Historiquement, la lutte contre Varroa est d’abord chimique : sur le papier, les apiculteurs disposent de 16 médicaments avec AMM en France (ANSES, 2024). Cependant, ces médicaments reposent sur un faible nombre de substances actives : seulement 6, dont seulement 3 utilisables en bio et 2 acides organiques. Les modes d’actions sont par ailleurs souvent similaires (InterApi, 2023). Quatre molécules sont des neurotoxiques et les modes d’action des deux acides organiques sont encore à ce jour mal connus. Ce faible nombre laisse craindre l’apparition de résistances. Des cas de résistances sont déjà documentés sur le tau-fluvalinate et l’amitraze (Almecija, 2021). Par ailleurs, les modalités d’utilisation de certains médicaments avec AMM sont parfois remises en question par les apiculteurs pour leur manque de praticité.

Depuis quelques années, l’intérêt des apiculteurs est croissant pour ces acides organiques, qui montrent de bons taux d’efficacité, utilisés seuls ou combinés à des méthodes de lutte non médicamenteuse. Ainsi, le contrôle de la population de Varroa tout au long de l’année permet de raisonner l’utilisation des médicaments. Les acides organiques ont l’avantage d’une efficacité correcte et d’être autorisés en apiculture biologique, mais de nombreuses exploitations conventionnelles se tournent également vers leur utilisation.

Un défi à relever pour la filière apicole est donc de renouveler ses moyens de lutte contre Varroa, en anticipant d’éventuelles résistances tout en garantissant une apiculture durable. Les besoins d’accompagnement technique, de partage de connaissances, de montée en compétence et de connaissance de la réglementation identifiés chez les éleveur-ses au sujet de l’utilisation des plantes pour la santé des troupeaux sont donc les mêmes en apiculture.

Une dynamique nationale

Grâce à ce projet, la FNAB, Trame, LCA et ADA France espèrent aider les éleveurs-éleveuses à améliorer la santé de leur cheptel et le bien-être de leurs animaux, par une approche globale de la santé (alimentation, immunité, rusticité…), le recours à des produits naturels tels que les plantes ou, pour l’apiculture, à des acides organiques naturellement présents dans le miel. L’objet même du projet doit conduire à une amélioration tant de l’équilibre sanitaire global des troupeaux que de leur bien-être. Les quatre partenaires vont pouvoir mobiliser leur réseau pour remettre ce sujet sur le devant de la scène et faciliter le partage de savoirs entre éleveur-éleveuses, la formation et la création de liens entre producteurs-productrices de PPAM et éleveur-éleveuses.

Pour en savoir plus

  • Projet CASDAR Synergie :

L’objectif du projet Synergie (2012-2015) était de mieux connaître et comprendre les facteurs de maîtrise d’une approche globale de la santé dans les élevages de volailles de chair conduits en agriculture biologique. L’approche éco-pathologique mise en place dans ces élevages fait appel à des méthodes alternatives à l’utilisation des médicaments et à des pratiques préventives pour la gestion de la santé des cheptels. Des enseignements et des recommandations ont pu être fournis pour la consolidation et la mise en pratique d’une approche globale de la santé à destination des éleveur-ses, des conseiller-ères et des vétérinaires. Notamment, des outils ont été créés pour améliorer le conseil sanitaire, et des méthodes ont été identifiées pour favoriser le travail au sein des groupes d’éleveur-ses et pour la réalisation d’audits d’élevage.

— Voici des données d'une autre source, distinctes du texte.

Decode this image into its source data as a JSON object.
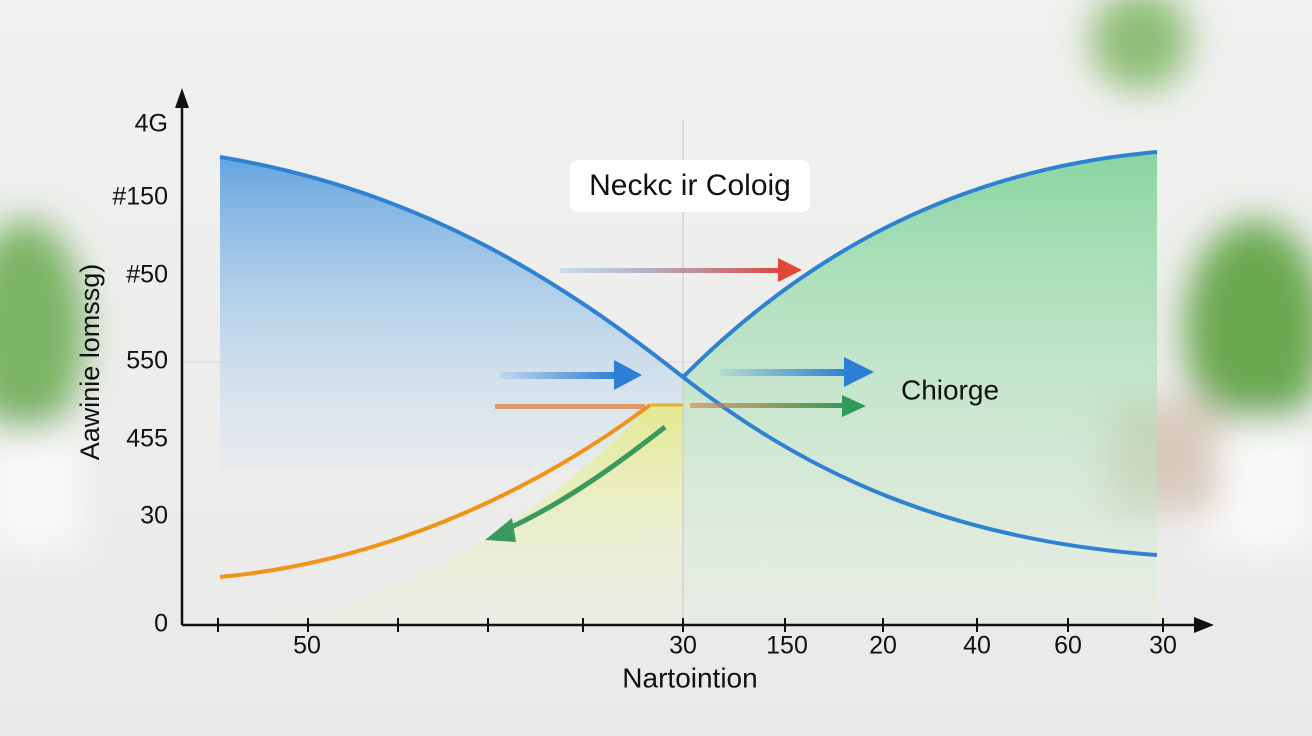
{
  "title": "Neckc ir Coloig",
  "y_axis": {
    "label": "Aawinie lomssg)",
    "tick_labels": [
      "4G",
      "#150",
      "#50",
      "550",
      "455",
      "30",
      "0"
    ]
  },
  "x_axis": {
    "label": "Nartointion",
    "tick_labels": [
      "50",
      "30",
      "150",
      "20",
      "40",
      "60",
      "30"
    ]
  },
  "annotation": "Chiorge"
}
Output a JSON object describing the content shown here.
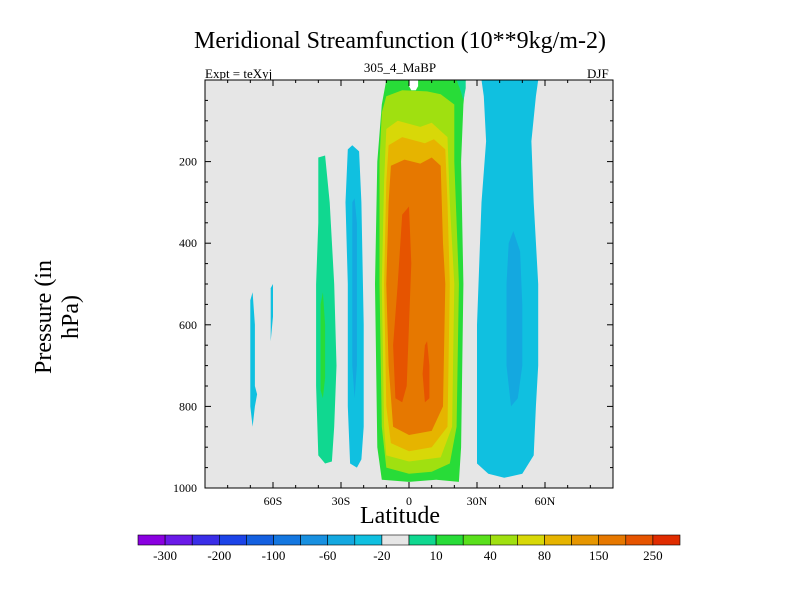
{
  "title": "Meridional Streamfunction (10**9kg/m-2)",
  "subtitle_left": "Expt = teXyj",
  "subtitle_center": "305_4_MaBP",
  "subtitle_right": "DJF",
  "chart_data": {
    "type": "heatmap",
    "title": "Meridional Streamfunction (10**9kg/m-2)",
    "xlabel": "Latitude",
    "ylabel": "Pressure (in hPa)",
    "xlim": [
      -90,
      90
    ],
    "ylim": [
      1000,
      0
    ],
    "x_ticks": [
      {
        "value": -60,
        "label": "60S"
      },
      {
        "value": -30,
        "label": "30S"
      },
      {
        "value": 0,
        "label": "0"
      },
      {
        "value": 30,
        "label": "30N"
      },
      {
        "value": 60,
        "label": "60N"
      }
    ],
    "y_ticks": [
      {
        "value": 200,
        "label": "200"
      },
      {
        "value": 400,
        "label": "400"
      },
      {
        "value": 600,
        "label": "600"
      },
      {
        "value": 800,
        "label": "800"
      },
      {
        "value": 1000,
        "label": "1000"
      }
    ],
    "background_color": "#e6e6e6",
    "levels": [
      -300,
      -200,
      -100,
      -60,
      -20,
      10,
      40,
      80,
      150,
      250
    ],
    "colorbar": {
      "colors": [
        "#8a00e0",
        "#6a1ae8",
        "#3a2ee8",
        "#1c44e8",
        "#1460e0",
        "#1477e0",
        "#1890e0",
        "#14a8e0",
        "#10c0e0",
        "#e6e6e6",
        "#10d890",
        "#28dc38",
        "#5ae01c",
        "#a0e010",
        "#d8d808",
        "#e6b400",
        "#e69600",
        "#e67800",
        "#e65400",
        "#e02c00"
      ],
      "labels": [
        {
          "label": "-300",
          "index": 1
        },
        {
          "label": "-200",
          "index": 3
        },
        {
          "label": "-100",
          "index": 5
        },
        {
          "label": "-60",
          "index": 7
        },
        {
          "label": "-20",
          "index": 9
        },
        {
          "label": "10",
          "index": 11
        },
        {
          "label": "40",
          "index": 13
        },
        {
          "label": "80",
          "index": 15
        },
        {
          "label": "150",
          "index": 17
        },
        {
          "label": "250",
          "index": 19
        }
      ]
    },
    "regions": [
      {
        "name": "green-cell",
        "color": "#28dc38",
        "points": [
          [
            -10,
            0
          ],
          [
            25,
            0
          ],
          [
            24,
            60
          ],
          [
            23,
            200
          ],
          [
            24,
            500
          ],
          [
            23,
            900
          ],
          [
            22,
            985
          ],
          [
            12,
            980
          ],
          [
            0,
            985
          ],
          [
            -12,
            980
          ],
          [
            -14,
            900
          ],
          [
            -15,
            500
          ],
          [
            -14,
            200
          ],
          [
            -12,
            60
          ]
        ]
      },
      {
        "name": "yellowgreen-cell",
        "color": "#a0e010",
        "points": [
          [
            -10,
            40
          ],
          [
            -3,
            25
          ],
          [
            8,
            28
          ],
          [
            14,
            35
          ],
          [
            20,
            60
          ],
          [
            20,
            200
          ],
          [
            22,
            500
          ],
          [
            21,
            850
          ],
          [
            18,
            940
          ],
          [
            10,
            960
          ],
          [
            0,
            965
          ],
          [
            -10,
            950
          ],
          [
            -12,
            850
          ],
          [
            -13,
            500
          ],
          [
            -13,
            200
          ],
          [
            -12,
            80
          ]
        ]
      },
      {
        "name": "yellow-cell",
        "color": "#d8d808",
        "points": [
          [
            -10,
            120
          ],
          [
            -5,
            100
          ],
          [
            5,
            115
          ],
          [
            10,
            105
          ],
          [
            17,
            140
          ],
          [
            18,
            300
          ],
          [
            20,
            500
          ],
          [
            19,
            850
          ],
          [
            14,
            925
          ],
          [
            0,
            935
          ],
          [
            -10,
            920
          ],
          [
            -11,
            850
          ],
          [
            -12,
            500
          ],
          [
            -11,
            250
          ]
        ]
      },
      {
        "name": "lightorange-cell",
        "color": "#e6b400",
        "points": [
          [
            -9,
            160
          ],
          [
            -3,
            140
          ],
          [
            7,
            155
          ],
          [
            11,
            145
          ],
          [
            16,
            170
          ],
          [
            17,
            300
          ],
          [
            18,
            500
          ],
          [
            17,
            850
          ],
          [
            10,
            900
          ],
          [
            0,
            910
          ],
          [
            -8,
            890
          ],
          [
            -10,
            800
          ],
          [
            -11,
            500
          ],
          [
            -10,
            250
          ]
        ]
      },
      {
        "name": "orange-cell",
        "color": "#e67800",
        "points": [
          [
            -8,
            210
          ],
          [
            -2,
            195
          ],
          [
            5,
            205
          ],
          [
            10,
            190
          ],
          [
            14,
            210
          ],
          [
            15,
            400
          ],
          [
            16,
            500
          ],
          [
            15,
            800
          ],
          [
            10,
            860
          ],
          [
            0,
            870
          ],
          [
            -7,
            850
          ],
          [
            -9,
            700
          ],
          [
            -10,
            500
          ],
          [
            -9,
            300
          ]
        ]
      },
      {
        "name": "redorange-cell-west",
        "color": "#e65400",
        "points": [
          [
            -5,
            500
          ],
          [
            -3,
            330
          ],
          [
            0,
            310
          ],
          [
            1,
            450
          ],
          [
            0,
            600
          ],
          [
            -1,
            750
          ],
          [
            -3,
            790
          ],
          [
            -6,
            780
          ],
          [
            -7,
            650
          ]
        ]
      },
      {
        "name": "redorange-cell-east",
        "color": "#e65400",
        "points": [
          [
            7,
            650
          ],
          [
            8,
            640
          ],
          [
            9,
            700
          ],
          [
            9,
            780
          ],
          [
            7,
            790
          ],
          [
            6,
            720
          ]
        ]
      },
      {
        "name": "white-core",
        "color": "#ffffff",
        "points": [
          [
            0,
            0
          ],
          [
            4,
            0
          ],
          [
            4,
            15
          ],
          [
            3,
            25
          ],
          [
            1,
            25
          ],
          [
            0,
            15
          ]
        ]
      },
      {
        "name": "teal-band-north",
        "color": "#10d890",
        "points": [
          [
            21,
            0
          ],
          [
            25,
            0
          ],
          [
            25,
            20
          ],
          [
            24,
            50
          ],
          [
            23,
            30
          ]
        ]
      },
      {
        "name": "blue-outer-north",
        "color": "#10c0e0",
        "points": [
          [
            32,
            0
          ],
          [
            57,
            0
          ],
          [
            56,
            40
          ],
          [
            54,
            150
          ],
          [
            55,
            300
          ],
          [
            57,
            500
          ],
          [
            57,
            700
          ],
          [
            56,
            800
          ],
          [
            55,
            920
          ],
          [
            50,
            965
          ],
          [
            42,
            975
          ],
          [
            35,
            965
          ],
          [
            30,
            940
          ],
          [
            30,
            600
          ],
          [
            32,
            300
          ],
          [
            34,
            150
          ],
          [
            33,
            40
          ]
        ]
      },
      {
        "name": "blue-inner-north",
        "color": "#14a8e0",
        "points": [
          [
            43,
            500
          ],
          [
            44,
            400
          ],
          [
            46,
            370
          ],
          [
            49,
            420
          ],
          [
            50,
            550
          ],
          [
            50,
            700
          ],
          [
            48,
            780
          ],
          [
            45,
            800
          ],
          [
            43,
            700
          ]
        ]
      },
      {
        "name": "teal-streak-south",
        "color": "#10d890",
        "points": [
          [
            -40,
            190
          ],
          [
            -37,
            185
          ],
          [
            -35,
            300
          ],
          [
            -33,
            500
          ],
          [
            -32,
            700
          ],
          [
            -33,
            850
          ],
          [
            -34,
            935
          ],
          [
            -37,
            940
          ],
          [
            -40,
            920
          ],
          [
            -41,
            750
          ],
          [
            -41,
            500
          ],
          [
            -40,
            350
          ]
        ]
      },
      {
        "name": "green-core-south",
        "color": "#28dc38",
        "points": [
          [
            -39,
            550
          ],
          [
            -38,
            520
          ],
          [
            -37,
            600
          ],
          [
            -37,
            730
          ],
          [
            -38,
            780
          ],
          [
            -39,
            760
          ],
          [
            -39,
            650
          ]
        ]
      },
      {
        "name": "blue-streak-south",
        "color": "#10c0e0",
        "points": [
          [
            -27,
            170
          ],
          [
            -25,
            160
          ],
          [
            -22,
            175
          ],
          [
            -21,
            300
          ],
          [
            -20,
            600
          ],
          [
            -20,
            850
          ],
          [
            -21,
            930
          ],
          [
            -23,
            950
          ],
          [
            -26,
            940
          ],
          [
            -27,
            800
          ],
          [
            -27,
            500
          ],
          [
            -28,
            300
          ]
        ]
      },
      {
        "name": "blue-core-south",
        "color": "#14a8e0",
        "points": [
          [
            -25,
            300
          ],
          [
            -24,
            290
          ],
          [
            -23,
            350
          ],
          [
            -23,
            700
          ],
          [
            -24,
            780
          ],
          [
            -25,
            700
          ]
        ]
      },
      {
        "name": "blue-sliver-west",
        "color": "#10c0e0",
        "points": [
          [
            -70,
            540
          ],
          [
            -69,
            520
          ],
          [
            -68,
            600
          ],
          [
            -68,
            750
          ],
          [
            -67,
            770
          ],
          [
            -68,
            800
          ],
          [
            -69,
            850
          ],
          [
            -70,
            800
          ]
        ]
      },
      {
        "name": "blue-sliver-mid",
        "color": "#10c0e0",
        "points": [
          [
            -61,
            510
          ],
          [
            -60,
            500
          ],
          [
            -60,
            580
          ],
          [
            -61,
            640
          ]
        ]
      }
    ]
  }
}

  • Projet CASDAR Otoveil :

Le projet Otoveil (Développer des outils techniques et organisationnels de conseil pour la surveillance et la prévention sanitaire dans les élevages biologiques – AAP 5511) a été engagé à la suite, en 2016-2019. Il a permis d’acquérir des références sur les pratiques sanitaires en AB, de les faire partager aux éleveur-ses et de trouver des moyens pour réduire les pertes d’équilibre sanitaire des troupeaux, afin de limiter l’utilisation d’intrants de synthèse dans les exploitations d’élevage de ruminants en AB. Ce projet a notamment abouti à des grilles de contrôle pour la prévention et la surveillance de la santé des animaux : l’outil Panse-Bêtes a été créé pour faciliter la détection des différentes causes susceptibles d’être à l’origine d’un déséquilibre de santé au sein du troupeau (https://www.panse-betes.fr).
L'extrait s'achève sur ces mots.